American exceptionalism is one of the oldest and strongest of national myths, in part because there is something to it. America’s national origins are not shrouded in the mists of the Middle Ages when Britannia and La France began to emerge as nations. We were birthed by committee in Philadelphia and subsequently renewed by immigration every generation. But, the worship of rugged individualism that is at the heart of many ideas about American exceptionalism, and which has been at the heart of conservative economic theories since at least the tenure of Herbert Hoover as Secretary of Commerce in the 1920s, that has always had less truth and less to commend itself than, say, our belief that immigration strengthens and enriches us as a nation.
The less truth part is easy: Ever been to the dam named for Mr. Hoover? It was not built by private investment and, without it and the network of federally built dams that dot the Western states, there would be no Las Vegas, no Pheonix, no Los Angeles, all of which rely on these federal projects for water and electricity. And for every rugged individual pioneer who headed West in search of his destiny, there is a less rugged pioneer who did not make it, who failed, and whose story has gone untold by whatever progeny he had. History belongs to the victors.
Laissez-faire, which draws strength from this worship of individualism, has little to commend itself these days. Was there anything more pathetic in contemporary public life than the testimony of Alan Greenspan in which he said he did not foresee that companies would act in such an avaricious manner? This, from a long-time member of the Ayn Rand Society here in Washington? You build a system upon greed, mark the levels of achievement by the attainment of wealth for oneself, not for one’s employees or even the long-term health of one’s company, watch the launch of magazines devoted to celebrating the antics of the rich and infamous, and then express shock that they behaved so?
But back to France. You know, their growth rates were never that far behind ours. And, the social contract they enjoy – shorter work week, universal health care, one month paid vacation for everyone – certainly beats ours. Is one-half of one percent less annual growth worth a social system that makes life less harsh for those who can’t keep up? If the fabulously rich have more of their income taxed, would it be such a defeat for American culture if Architectural Digest went back to publishing articles about architecture?

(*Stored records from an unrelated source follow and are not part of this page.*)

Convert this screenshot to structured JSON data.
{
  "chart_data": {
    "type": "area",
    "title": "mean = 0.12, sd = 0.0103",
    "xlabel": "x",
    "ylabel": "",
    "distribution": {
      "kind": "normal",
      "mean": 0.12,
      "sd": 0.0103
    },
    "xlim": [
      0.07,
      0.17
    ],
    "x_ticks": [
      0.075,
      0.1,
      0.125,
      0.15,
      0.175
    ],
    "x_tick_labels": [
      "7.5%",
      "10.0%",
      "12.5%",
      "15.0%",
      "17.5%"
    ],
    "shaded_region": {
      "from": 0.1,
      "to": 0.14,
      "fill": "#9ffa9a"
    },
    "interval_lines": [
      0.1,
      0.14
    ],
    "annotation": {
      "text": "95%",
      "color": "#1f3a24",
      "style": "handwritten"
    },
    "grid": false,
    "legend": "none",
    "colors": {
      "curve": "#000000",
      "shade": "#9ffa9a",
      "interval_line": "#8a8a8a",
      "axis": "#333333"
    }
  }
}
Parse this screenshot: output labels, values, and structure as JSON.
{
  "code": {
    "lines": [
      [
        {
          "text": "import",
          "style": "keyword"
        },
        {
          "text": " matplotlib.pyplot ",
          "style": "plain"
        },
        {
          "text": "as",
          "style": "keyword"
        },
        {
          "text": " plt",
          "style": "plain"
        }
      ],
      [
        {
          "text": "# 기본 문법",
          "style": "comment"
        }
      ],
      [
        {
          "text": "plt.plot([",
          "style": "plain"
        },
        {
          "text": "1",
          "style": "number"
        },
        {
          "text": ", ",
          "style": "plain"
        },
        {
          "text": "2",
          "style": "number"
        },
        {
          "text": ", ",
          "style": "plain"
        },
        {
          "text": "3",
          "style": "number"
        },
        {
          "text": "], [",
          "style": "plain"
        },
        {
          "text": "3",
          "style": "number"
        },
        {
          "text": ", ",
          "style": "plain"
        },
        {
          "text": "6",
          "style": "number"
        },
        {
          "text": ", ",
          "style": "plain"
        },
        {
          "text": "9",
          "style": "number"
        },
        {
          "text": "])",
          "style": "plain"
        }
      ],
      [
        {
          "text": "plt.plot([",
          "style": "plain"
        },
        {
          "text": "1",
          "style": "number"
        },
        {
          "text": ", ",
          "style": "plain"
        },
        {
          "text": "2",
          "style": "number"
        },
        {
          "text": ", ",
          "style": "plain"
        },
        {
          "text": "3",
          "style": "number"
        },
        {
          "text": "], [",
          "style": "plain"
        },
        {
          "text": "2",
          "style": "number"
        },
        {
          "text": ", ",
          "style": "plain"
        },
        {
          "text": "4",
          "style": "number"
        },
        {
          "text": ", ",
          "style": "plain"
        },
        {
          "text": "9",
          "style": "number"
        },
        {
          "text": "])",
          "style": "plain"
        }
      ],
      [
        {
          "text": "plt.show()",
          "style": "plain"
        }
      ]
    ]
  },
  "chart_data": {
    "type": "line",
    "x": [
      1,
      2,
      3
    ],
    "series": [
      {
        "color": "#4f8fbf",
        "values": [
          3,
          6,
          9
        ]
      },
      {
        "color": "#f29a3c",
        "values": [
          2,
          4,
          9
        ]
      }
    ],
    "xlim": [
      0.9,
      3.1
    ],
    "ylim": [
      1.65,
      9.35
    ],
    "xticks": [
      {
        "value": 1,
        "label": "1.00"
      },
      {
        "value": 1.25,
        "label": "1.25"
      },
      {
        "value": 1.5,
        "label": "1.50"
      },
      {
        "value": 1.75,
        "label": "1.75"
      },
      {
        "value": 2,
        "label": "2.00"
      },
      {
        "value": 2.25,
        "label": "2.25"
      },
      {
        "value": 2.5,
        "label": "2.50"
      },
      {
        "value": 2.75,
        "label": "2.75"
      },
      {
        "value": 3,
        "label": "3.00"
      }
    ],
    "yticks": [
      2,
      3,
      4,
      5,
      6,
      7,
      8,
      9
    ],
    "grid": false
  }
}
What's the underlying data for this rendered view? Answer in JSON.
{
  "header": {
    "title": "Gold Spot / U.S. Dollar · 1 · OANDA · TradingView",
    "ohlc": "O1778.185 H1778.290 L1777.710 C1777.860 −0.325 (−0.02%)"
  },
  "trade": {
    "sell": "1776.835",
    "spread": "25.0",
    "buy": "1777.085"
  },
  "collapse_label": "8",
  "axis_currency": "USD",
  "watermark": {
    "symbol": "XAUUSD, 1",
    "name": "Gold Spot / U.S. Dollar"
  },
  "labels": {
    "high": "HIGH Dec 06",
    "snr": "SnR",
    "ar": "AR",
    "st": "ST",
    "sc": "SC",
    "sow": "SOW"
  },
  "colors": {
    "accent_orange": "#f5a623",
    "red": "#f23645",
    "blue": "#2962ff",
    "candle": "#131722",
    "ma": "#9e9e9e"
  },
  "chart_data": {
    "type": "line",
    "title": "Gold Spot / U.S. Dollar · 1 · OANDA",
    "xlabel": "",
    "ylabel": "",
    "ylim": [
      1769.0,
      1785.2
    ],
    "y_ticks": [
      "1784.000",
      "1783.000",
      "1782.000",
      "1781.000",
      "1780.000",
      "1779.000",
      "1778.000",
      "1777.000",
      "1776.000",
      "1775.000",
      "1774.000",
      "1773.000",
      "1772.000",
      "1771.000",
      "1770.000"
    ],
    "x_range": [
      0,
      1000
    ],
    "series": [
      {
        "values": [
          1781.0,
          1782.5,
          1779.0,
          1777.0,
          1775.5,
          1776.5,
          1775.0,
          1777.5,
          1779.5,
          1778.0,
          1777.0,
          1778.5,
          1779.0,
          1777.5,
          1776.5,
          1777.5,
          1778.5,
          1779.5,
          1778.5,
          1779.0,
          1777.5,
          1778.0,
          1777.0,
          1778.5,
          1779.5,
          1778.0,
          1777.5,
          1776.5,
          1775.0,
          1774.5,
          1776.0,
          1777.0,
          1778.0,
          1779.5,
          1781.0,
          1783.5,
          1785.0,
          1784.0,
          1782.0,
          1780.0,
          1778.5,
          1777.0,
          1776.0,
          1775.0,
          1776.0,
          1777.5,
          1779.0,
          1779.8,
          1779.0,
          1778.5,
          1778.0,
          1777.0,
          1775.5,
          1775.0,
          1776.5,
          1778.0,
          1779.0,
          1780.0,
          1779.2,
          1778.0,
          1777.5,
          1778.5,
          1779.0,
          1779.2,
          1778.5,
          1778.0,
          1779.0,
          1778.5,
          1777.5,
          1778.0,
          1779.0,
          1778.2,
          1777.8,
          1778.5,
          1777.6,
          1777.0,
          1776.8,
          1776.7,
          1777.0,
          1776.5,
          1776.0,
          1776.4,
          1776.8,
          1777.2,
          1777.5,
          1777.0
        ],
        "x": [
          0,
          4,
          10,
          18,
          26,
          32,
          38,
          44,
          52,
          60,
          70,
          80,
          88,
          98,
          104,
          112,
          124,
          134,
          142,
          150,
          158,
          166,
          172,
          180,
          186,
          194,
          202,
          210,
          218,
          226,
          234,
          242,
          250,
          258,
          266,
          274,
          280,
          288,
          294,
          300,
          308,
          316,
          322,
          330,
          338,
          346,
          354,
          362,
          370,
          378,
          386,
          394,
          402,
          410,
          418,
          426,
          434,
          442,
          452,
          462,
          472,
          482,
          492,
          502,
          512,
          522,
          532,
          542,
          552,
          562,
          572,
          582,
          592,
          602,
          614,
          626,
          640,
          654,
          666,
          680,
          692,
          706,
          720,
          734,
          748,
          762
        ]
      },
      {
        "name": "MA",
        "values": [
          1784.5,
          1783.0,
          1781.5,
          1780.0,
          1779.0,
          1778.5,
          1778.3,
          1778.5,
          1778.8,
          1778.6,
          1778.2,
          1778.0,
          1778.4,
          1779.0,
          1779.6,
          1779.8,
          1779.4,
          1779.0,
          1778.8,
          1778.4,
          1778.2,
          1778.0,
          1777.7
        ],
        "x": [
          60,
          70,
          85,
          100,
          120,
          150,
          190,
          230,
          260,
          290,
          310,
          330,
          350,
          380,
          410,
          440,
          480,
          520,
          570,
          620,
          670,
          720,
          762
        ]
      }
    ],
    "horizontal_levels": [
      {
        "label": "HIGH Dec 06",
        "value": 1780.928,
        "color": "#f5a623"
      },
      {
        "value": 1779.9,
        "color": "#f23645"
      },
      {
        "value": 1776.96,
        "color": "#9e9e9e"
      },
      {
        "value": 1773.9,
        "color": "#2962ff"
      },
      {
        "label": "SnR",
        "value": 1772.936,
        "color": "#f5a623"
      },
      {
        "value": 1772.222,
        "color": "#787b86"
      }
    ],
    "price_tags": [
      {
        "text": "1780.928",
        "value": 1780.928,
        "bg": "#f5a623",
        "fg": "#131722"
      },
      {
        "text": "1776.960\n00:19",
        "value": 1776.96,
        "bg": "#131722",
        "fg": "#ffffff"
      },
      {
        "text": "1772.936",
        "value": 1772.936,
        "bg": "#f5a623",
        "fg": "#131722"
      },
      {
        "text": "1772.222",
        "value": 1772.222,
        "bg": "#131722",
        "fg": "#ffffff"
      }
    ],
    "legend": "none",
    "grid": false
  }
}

I am not much of a fan of French President Nicolas Sarkozy, but I do not begrudge him the chance to rib the Americans and to push for the kind of international regulations that might have lessened the economic collapse, or at least its spread, if the Anglo-Americans had not been so fiercely defending laissez-faire principles that are universally admitted to be indefensible today. President Obama, who was not party to the enactment of Reaganomics and must now over see its burial, was able to limit the amount of venom unleashed upon the United States. But, all Americans must ask themselves: Wither that extra one-half of one percent of GDP? What do we have to show for it today? The French at least still have their health care and their holidays.